The stronger than expected retail sales numbers and Chinese PMI  data last week should keep the focus on the Reserve Bank of New Zealand, as we approach the next cash rate decision on the 15th of September. Along with the Australian dollar the NZD saw renewed demand last week, even in the absence of a definite commitment of further stimulus from the FED. This coming week will see direction mostly be driven by offshore sentiment. Local data comes in the form of building consents on Tuesday and the NBNZ Business Confidence Survey on Wednesday.
 
The Great British Pound fell out of favour a little again last week. After a couple of weeks of renewed demand, apparent end of months sell flows weighed on the GBP, almost across the board.
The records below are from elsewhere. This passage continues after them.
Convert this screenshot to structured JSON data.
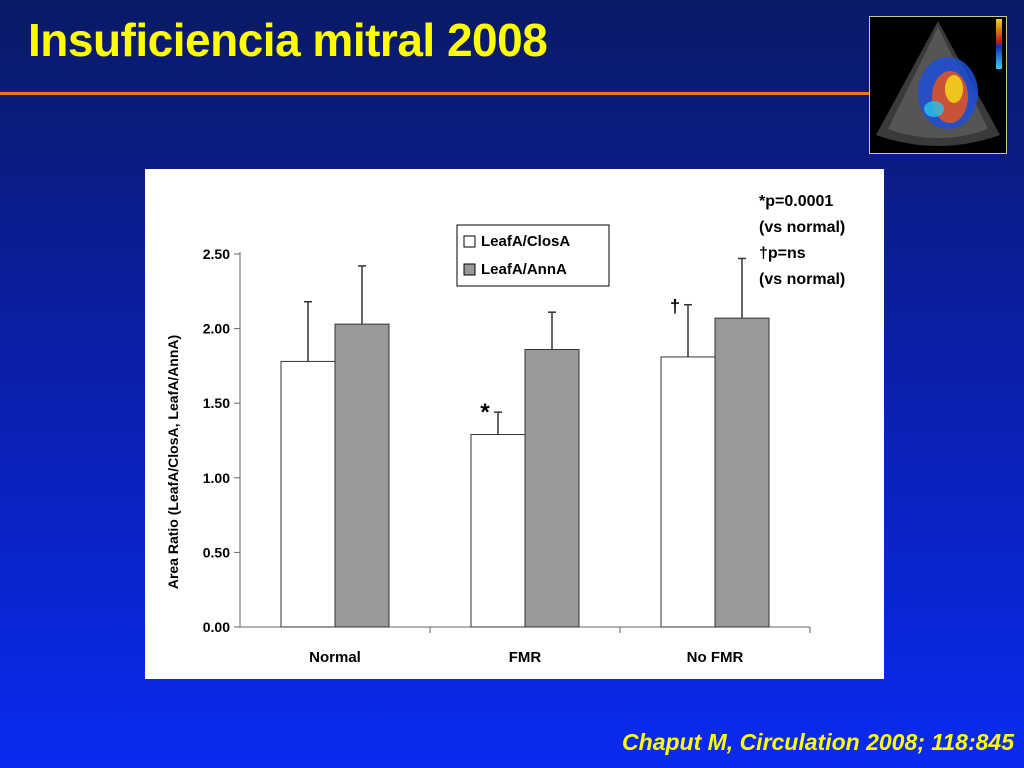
{
  "slide": {
    "title": "Insuficiencia mitral 2008",
    "citation": "Chaput M, Circulation 2008; 118:845"
  },
  "colors": {
    "title": "#ffff00",
    "rule": "#e8741e",
    "series_closa": "#ffffff",
    "series_anna": "#999999"
  },
  "thumbnail": {
    "icon": "echocardiogram-color-doppler-image"
  },
  "chart_data": {
    "type": "bar",
    "title": "",
    "xlabel": "",
    "ylabel": "Area Ratio (LeafA/ClosA, LeafA/AnnA)",
    "ylim": [
      0,
      2.5
    ],
    "yticks": [
      "0.00",
      "0.50",
      "1.00",
      "1.50",
      "2.00",
      "2.50"
    ],
    "categories": [
      "Normal",
      "FMR",
      "No FMR"
    ],
    "series": [
      {
        "name": "LeafA/ClosA",
        "values": [
          1.78,
          1.29,
          1.81
        ],
        "errors": [
          0.4,
          0.15,
          0.35
        ]
      },
      {
        "name": "LeafA/AnnA",
        "values": [
          2.03,
          1.86,
          2.07
        ],
        "errors": [
          0.39,
          0.25,
          0.4
        ]
      }
    ],
    "markers": [
      {
        "category": "FMR",
        "series": "LeafA/ClosA",
        "symbol": "*"
      },
      {
        "category": "No FMR",
        "series": "LeafA/ClosA",
        "symbol": "†"
      }
    ],
    "legend": "top-center",
    "annotations": [
      "*p=0.0001",
      "(vs normal)",
      "†p=ns",
      "(vs normal)"
    ]
  }
}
There was an absence of economic data for the bulk of the week, before the revised GDP number on Friday was released at .2%, as expected.  This week sees housing and manufacturing numbers on Thursday, ahead of construction numbers on Friday. With little expectation from the Bank of England monetary policy meeting next week, reported end of month sell flows may well continue to provide the tone in the short term.
 
The market’s resilience with regards to the European debt issues, appears to have grown in the short term. What must be kept in mind with regards to the EURO, is the fact that the negotiations with regards to the Greek bailout package are ongoing. With this in mind expect the EURO to continue to see periods of pressure, and broader ranges to remain in place on most cross rates. The focus for the week will be a speech by European Central Bank head Trichet, as he testifies on the debt crisis to the European Parliaments Economic Committee late on Monday.
 
In Canada the economic data flow has been light. Last week saw just the release of a disappointing retail sales number, that was -.1%, against an expectation +.3%. This week sees the focus move to the monthly GDP figure. Market expectations are of a modest .2% rise, which is a bounce back from last month’s .3% decline. The Canadian economy remains quite reliant on the tepid economy of its largest trading partner and neighbor the US. The Bank of Canada is likely to leave its cash rate unchanged in the short term and this should maintain its reasonably close correlation to the US dollar.
 
In South Africa there has been debate building around the possibility of a cut to the cash rate from the South African Reserve Bank (SARB). This debate came to a grinding holt last week, as the latest inflation and producer prices index numbers were released. The inflation number was 5.3% vs an expectation of 5.0% and will no doubt mean the SARB are forced to maintain their current interest rate status. The persistent inflationary pressure, coupled with sluggish growth, is not isolated to South Africa and it will be interesting to see how the situation plays out over the medium term.